CONCERN

Public decry low quality of new notes three months later

The cost of printing new-look Kenya currency increased by half to Sh15 billion amid delays and introduction of a new coat of varnish to reduce wear and tear

In Summary
  • I am not  happy with the new notes. I  wish the old ones could be brought back or else they better improve the quality of the material - Kiwiri
  • CBK had assured Kenyans on the new-look notes currency's quality and durability after its launch and even defended the cost for printing
Kenya's new bank notes.
Kenya's new bank notes.
Image: ENOS TECHE

Small Medium Businesses have launched their complaints about the quality of the material used on the 'new currency notes'.

This is coming  just three months after the new generation bank notes were launched by President Uhuru Kenyatta on June 1 during the country's 56th Madaraka Day celebrations in Narok county.

It also comes at a moment when Kenyans are counting at most 36 hours before y old  Sh1000 notes become absolutely obsolete.

CBK had assured Kenyans on the new-look notes currency's quality and durability after its launch and even defended the cost for printing and supplying the money.

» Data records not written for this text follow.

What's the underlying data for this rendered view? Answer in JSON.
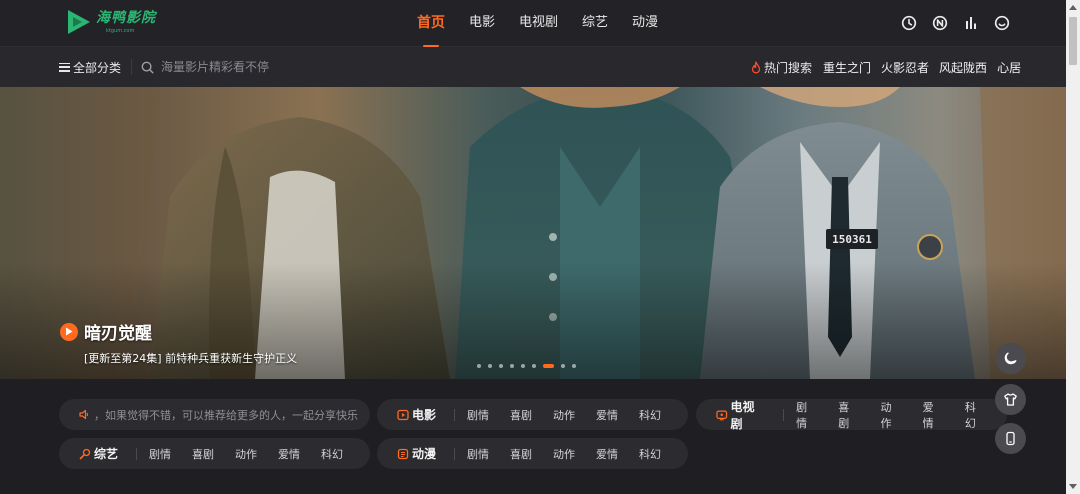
{
  "site": {
    "logo_name": "海鸭影院",
    "logo_sub": "ktgum.com",
    "accent": "#ff6a1f",
    "brand_green": "#2bb673"
  },
  "nav": {
    "items": [
      {
        "label": "首页",
        "active": true
      },
      {
        "label": "电影",
        "active": false
      },
      {
        "label": "电视剧",
        "active": false
      },
      {
        "label": "综艺",
        "active": false
      },
      {
        "label": "动漫",
        "active": false
      }
    ]
  },
  "top_icons": [
    "clock-icon",
    "n-badge-icon",
    "bar-chart-icon",
    "smile-icon"
  ],
  "subbar": {
    "all_categories": "全部分类",
    "search_placeholder": "海量影片精彩看不停",
    "hot_label": "热门搜索",
    "hot_links": [
      "重生之门",
      "火影忍者",
      "风起陇西",
      "心居"
    ]
  },
  "banner": {
    "title": "暗刃觉醒",
    "subtitle": "[更新至第24集] 前特种兵重获新生守护正义",
    "badge_number": "150361",
    "slide_count": 9,
    "active_slide": 7
  },
  "notice": {
    "text": "，如果觉得不错，可以推荐给更多的人，一起分享快乐"
  },
  "category_pills": [
    {
      "title": "电影",
      "icon": "film-icon",
      "links": [
        "剧情",
        "喜剧",
        "动作",
        "爱情",
        "科幻"
      ]
    },
    {
      "title": "电视剧",
      "icon": "tv-icon",
      "links": [
        "剧情",
        "喜剧",
        "动作",
        "爱情",
        "科幻"
      ]
    },
    {
      "title": "综艺",
      "icon": "mic-icon",
      "links": [
        "剧情",
        "喜剧",
        "动作",
        "爱情",
        "科幻"
      ]
    },
    {
      "title": "动漫",
      "icon": "anime-icon",
      "links": [
        "剧情",
        "喜剧",
        "动作",
        "爱情",
        "科幻"
      ]
    }
  ],
  "floating_buttons": [
    "moon-icon",
    "shirt-icon",
    "mobile-icon"
  ]
}
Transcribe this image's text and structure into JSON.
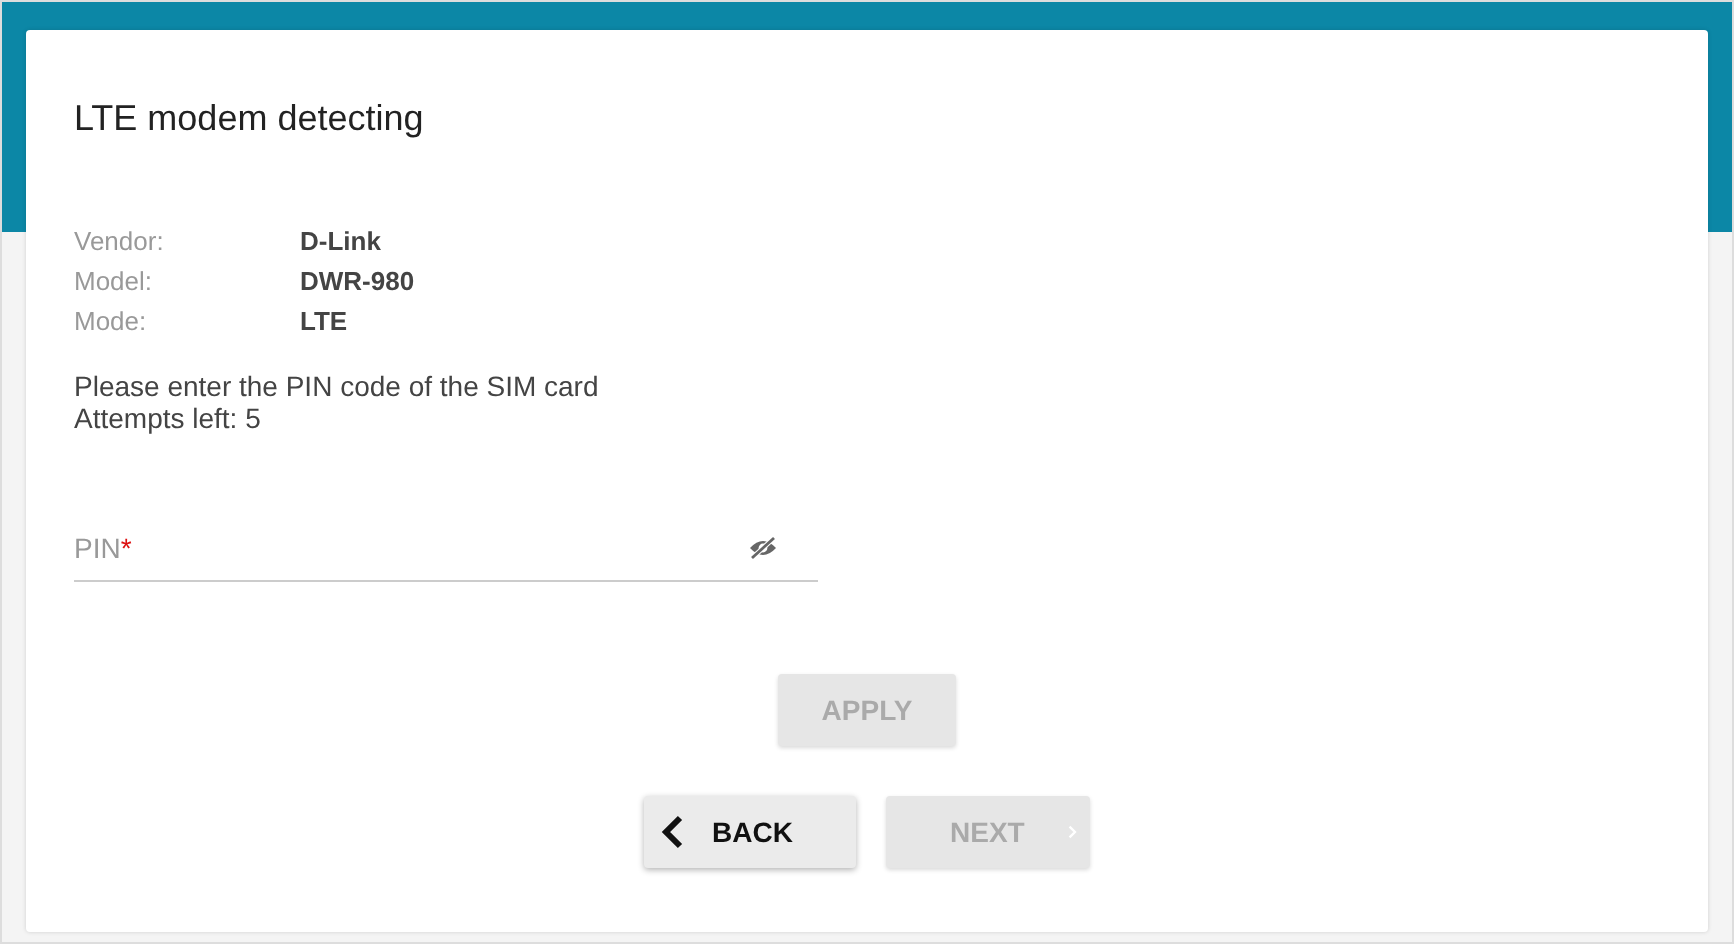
{
  "title": "LTE modem detecting",
  "info": [
    {
      "label": "Vendor:",
      "value": "D-Link"
    },
    {
      "label": "Model:",
      "value": "DWR-980"
    },
    {
      "label": "Mode:",
      "value": "LTE"
    }
  ],
  "message": [
    "Please enter the PIN code of the SIM card",
    "Attempts left: 5"
  ],
  "pin_field": {
    "placeholder": "PIN",
    "required_mark": "*",
    "password_hidden": true
  },
  "apply_button": {
    "label": "APPLY",
    "disabled": true
  },
  "nav_buttons": [
    {
      "kind": "back",
      "label": "BACK",
      "disabled": false
    },
    {
      "kind": "next",
      "label": "NEXT",
      "disabled": true
    }
  ]
}
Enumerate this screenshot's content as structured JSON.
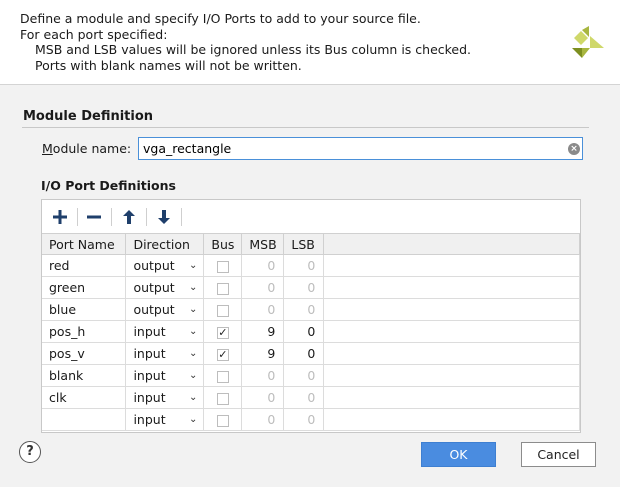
{
  "header": {
    "lines": [
      "Define a module and specify I/O Ports to add to your source file.",
      "For each port specified:",
      "MSB and LSB values will be ignored unless its Bus column is checked.",
      "Ports with blank names will not be written."
    ]
  },
  "module_definition": {
    "title": "Module Definition",
    "name_label_prefix": "M",
    "name_label_rest": "odule name:",
    "name_value": "vga_rectangle"
  },
  "io_ports": {
    "title": "I/O Port Definitions",
    "columns": [
      "Port Name",
      "Direction",
      "Bus",
      "MSB",
      "LSB"
    ],
    "rows": [
      {
        "name": "red",
        "direction": "output",
        "bus": false,
        "msb": "0",
        "lsb": "0"
      },
      {
        "name": "green",
        "direction": "output",
        "bus": false,
        "msb": "0",
        "lsb": "0"
      },
      {
        "name": "blue",
        "direction": "output",
        "bus": false,
        "msb": "0",
        "lsb": "0"
      },
      {
        "name": "pos_h",
        "direction": "input",
        "bus": true,
        "msb": "9",
        "lsb": "0"
      },
      {
        "name": "pos_v",
        "direction": "input",
        "bus": true,
        "msb": "9",
        "lsb": "0"
      },
      {
        "name": "blank",
        "direction": "input",
        "bus": false,
        "msb": "0",
        "lsb": "0"
      },
      {
        "name": "clk",
        "direction": "input",
        "bus": false,
        "msb": "0",
        "lsb": "0"
      },
      {
        "name": "",
        "direction": "input",
        "bus": false,
        "msb": "0",
        "lsb": "0"
      }
    ]
  },
  "buttons": {
    "ok": "OK",
    "cancel": "Cancel",
    "help": "?"
  },
  "icons": {
    "add": "plus-icon",
    "remove": "minus-icon",
    "up": "arrow-up-icon",
    "down": "arrow-down-icon"
  },
  "colors": {
    "accent": "#4a8ce0",
    "logo_light": "#cfd86a",
    "logo_dark": "#7d8f20"
  }
}
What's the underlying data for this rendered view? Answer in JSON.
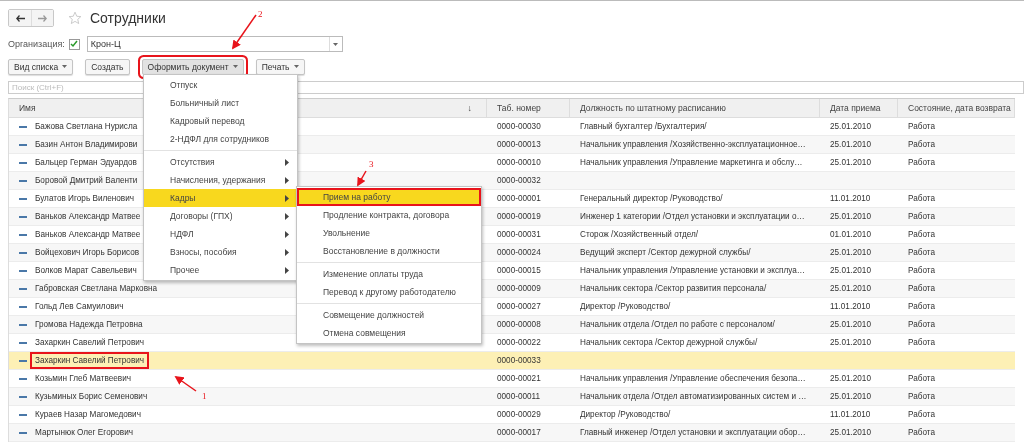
{
  "window": {
    "title": "Сотрудники",
    "favorite": false
  },
  "filter": {
    "label": "Организация:",
    "checked": true,
    "value": "Крон-Ц"
  },
  "toolbar": [
    {
      "label": "Вид списка",
      "dropdown": true,
      "pressed": false,
      "annotated": false
    },
    {
      "label": "Создать",
      "dropdown": false,
      "pressed": false,
      "annotated": false
    },
    {
      "label": "Оформить документ",
      "dropdown": true,
      "pressed": true,
      "annotated": true
    },
    {
      "label": "Печать",
      "dropdown": true,
      "pressed": false,
      "annotated": false
    }
  ],
  "search": {
    "placeholder": "Поиск (Ctrl+F)"
  },
  "table": {
    "columns": [
      {
        "label": "Имя",
        "sort_mark": "↓"
      },
      {
        "label": "Таб. номер"
      },
      {
        "label": "Должность по штатному расписанию"
      },
      {
        "label": "Дата приема"
      },
      {
        "label": "Состояние, дата возврата"
      }
    ],
    "rows": [
      {
        "name": "Бажова Светлана Нурисла",
        "number": "0000-00030",
        "position": "Главный бухгалтер /Бухгалтерия/",
        "date": "25.01.2010",
        "state": "Работа",
        "selected": false,
        "annotated": false
      },
      {
        "name": "Базин Антон Владимирови",
        "number": "0000-00013",
        "position": "Начальник управления /Хозяйственно-эксплуатационное…",
        "date": "25.01.2010",
        "state": "Работа",
        "selected": false,
        "annotated": false
      },
      {
        "name": "Бальцер Герман Эдуардов",
        "number": "0000-00010",
        "position": "Начальник управления /Управление маркетинга и обслу…",
        "date": "25.01.2010",
        "state": "Работа",
        "selected": false,
        "annotated": false
      },
      {
        "name": "Боровой Дмитрий Валенти",
        "number": "0000-00032",
        "selected": false,
        "annotated": false
      },
      {
        "name": "Булатов Игорь Виленович",
        "number": "0000-00001",
        "position": "Генеральный директор /Руководство/",
        "date": "11.01.2010",
        "state": "Работа",
        "selected": false,
        "annotated": false
      },
      {
        "name": "Ваньков Александр Матвее",
        "number": "0000-00019",
        "position": "Инженер 1 категории /Отдел установки и эксплуатации о…",
        "date": "25.01.2010",
        "state": "Работа",
        "selected": false,
        "annotated": false
      },
      {
        "name": "Ваньков Александр Матвее",
        "number": "0000-00031",
        "position": "Сторож /Хозяйственный отдел/",
        "date": "01.01.2010",
        "state": "Работа",
        "selected": false,
        "annotated": false
      },
      {
        "name": "Войцехович Игорь Борисов",
        "number": "0000-00024",
        "position": "Ведущий эксперт /Сектор дежурной службы/",
        "date": "25.01.2010",
        "state": "Работа",
        "selected": false,
        "annotated": false
      },
      {
        "name": "Волков Марат Савельевич",
        "number": "0000-00015",
        "position": "Начальник управления /Управление установки и эксплуа…",
        "date": "25.01.2010",
        "state": "Работа",
        "selected": false,
        "annotated": false
      },
      {
        "name": "Габровская Светлана Марковна",
        "number": "0000-00009",
        "position": "Начальник сектора /Сектор развития персонала/",
        "date": "25.01.2010",
        "state": "Работа",
        "selected": false,
        "annotated": false
      },
      {
        "name": "Гольд Лев Самуилович",
        "number": "0000-00027",
        "position": "Директор /Руководство/",
        "date": "11.01.2010",
        "state": "Работа",
        "selected": false,
        "annotated": false
      },
      {
        "name": "Громова Надежда Петровна",
        "number": "0000-00008",
        "position": "Начальник отдела /Отдел по работе с персоналом/",
        "date": "25.01.2010",
        "state": "Работа",
        "selected": false,
        "annotated": false
      },
      {
        "name": "Захаркин Савелий Петрович",
        "number": "0000-00022",
        "position": "Начальник сектора /Сектор дежурной службы/",
        "date": "25.01.2010",
        "state": "Работа",
        "selected": false,
        "annotated": false
      },
      {
        "name": "Захаркин Савелий Петрович",
        "number": "0000-00033",
        "selected": true,
        "annotated": true
      },
      {
        "name": "Козьмин Глеб Матвеевич",
        "number": "0000-00021",
        "position": "Начальник управления /Управление обеспечения безопа…",
        "date": "25.01.2010",
        "state": "Работа",
        "selected": false,
        "annotated": false
      },
      {
        "name": "Кузьминых Борис Семенович",
        "number": "0000-00011",
        "position": "Начальник отдела /Отдел автоматизированных систем и …",
        "date": "25.01.2010",
        "state": "Работа",
        "selected": false,
        "annotated": false
      },
      {
        "name": "Кураев Назар Магомедович",
        "number": "0000-00029",
        "position": "Директор /Руководство/",
        "date": "11.01.2010",
        "state": "Работа",
        "selected": false,
        "annotated": false
      },
      {
        "name": "Мартынюк Олег Егорович",
        "number": "0000-00017",
        "position": "Главный инженер /Отдел установки и эксплуатации обор…",
        "date": "25.01.2010",
        "state": "Работа",
        "selected": false,
        "annotated": false
      }
    ]
  },
  "menu": {
    "groups": [
      [
        {
          "label": "Отпуск",
          "kind": "item",
          "selected": false
        },
        {
          "label": "Больничный лист",
          "kind": "item",
          "selected": false
        },
        {
          "label": "Кадровый перевод",
          "kind": "item",
          "selected": false
        },
        {
          "label": "2-НДФЛ для сотрудников",
          "kind": "item",
          "selected": false
        }
      ],
      [
        {
          "label": "Отсутствия",
          "kind": "submenu",
          "selected": false
        },
        {
          "label": "Начисления, удержания",
          "kind": "submenu",
          "selected": false
        },
        {
          "label": "Кадры",
          "kind": "submenu",
          "selected": true
        },
        {
          "label": "Договоры (ГПХ)",
          "kind": "submenu",
          "selected": false
        },
        {
          "label": "НДФЛ",
          "kind": "submenu",
          "selected": false
        },
        {
          "label": "Взносы, пособия",
          "kind": "submenu",
          "selected": false
        },
        {
          "label": "Прочее",
          "kind": "submenu",
          "selected": false
        }
      ]
    ]
  },
  "submenu": {
    "groups": [
      [
        {
          "label": "Прием на работу",
          "selected": true,
          "annotated": true
        },
        {
          "label": "Продление контракта, договора",
          "selected": false,
          "annotated": false
        },
        {
          "label": "Увольнение",
          "selected": false,
          "annotated": false
        },
        {
          "label": "Восстановление в должности",
          "selected": false,
          "annotated": false
        }
      ],
      [
        {
          "label": "Изменение оплаты труда",
          "selected": false,
          "annotated": false
        },
        {
          "label": "Перевод к другому работодателю",
          "selected": false,
          "annotated": false
        }
      ],
      [
        {
          "label": "Совмещение должностей",
          "selected": false,
          "annotated": false
        },
        {
          "label": "Отмена совмещения",
          "selected": false,
          "annotated": false
        }
      ]
    ]
  },
  "annotations": [
    {
      "label": "2"
    },
    {
      "label": "3"
    },
    {
      "label": "1"
    }
  ]
}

De La Rue,bank note printing firm which won the tender to print Kenyan currency in Nairobi,Kenya,had said “it was adding the fresh coat that will see paper money stay longer before getting defaced.

They had also confirmed the “introduction of a new coat of varnish to reduce wear and tear and prolong their life in circulation” as the central Bank governor Patrick Njoroge had said.

While defending the cost,it was supposedly an indication that the new currencies was expected to last beyond June 2022.

The cost of printing new-look Kenya currency  increased by half to Sh15 billion amid delays and introduction of a new coat of varnish to reduce wear and tear.

Even so, traders and members of public say  the reality on the ground is different from what CBK promised them. 

Boniface Kiwiri a cashier at a Naivas Supermarket in Nairobi said they accepted the change of the notes denominations with excitement but now they are not too happy with the change.

“I am not  happy with the new notes. I  wish the old ones could be brought back or else they better improve the quality of the material. I deal with customers everyday and they find the new currency notes to be too light,”Kiwiri said.

“Sometimes changes need to be embraced by Kenyans but truth be told,the new notes hardly last being new before they wear out and tear. One has to be extra careful when getting the money from the pocket especially the hundred and fifty shilling notes,” Bancy Muthoni a food vendor in Nairobi said.

She  added that water is an enemy to the new currency notes since the moment it gets in touch with it there are higher chances of the notes tearing in just a few days or even immediately.

“We are the ones who suffer the most because we deal with the money on a daily basis and from morning to evening. The new notes are frustrating,'' she told the Star.

“Yaani unashika tu hivi,unaangalia kastoma inabidi tu uchukue juu hujui useme nini (you just take the notes from the customers without a word because when you look at the customer,you become speechless,”Dominic Ongware a matatu taut lamented.

His friend Clinton a bus conductor on route 56 added that the a thousand notes are good in quality but perhaps due to its low circulation. He also praised the five hundred shilling notes quality adding that there are fake notes in the market.

Jackson Gathii, a shopkeeper also took out his old and new a hundred shilling notes and told us how the old currency note is likely to last a few years longer before it wears off and tears compared to the new one that will barely last a year.

While old Sh1000 notes will be removed from the financial system at the end of this month, old notes for other lower denominations will continue circulating concurrently with new ones.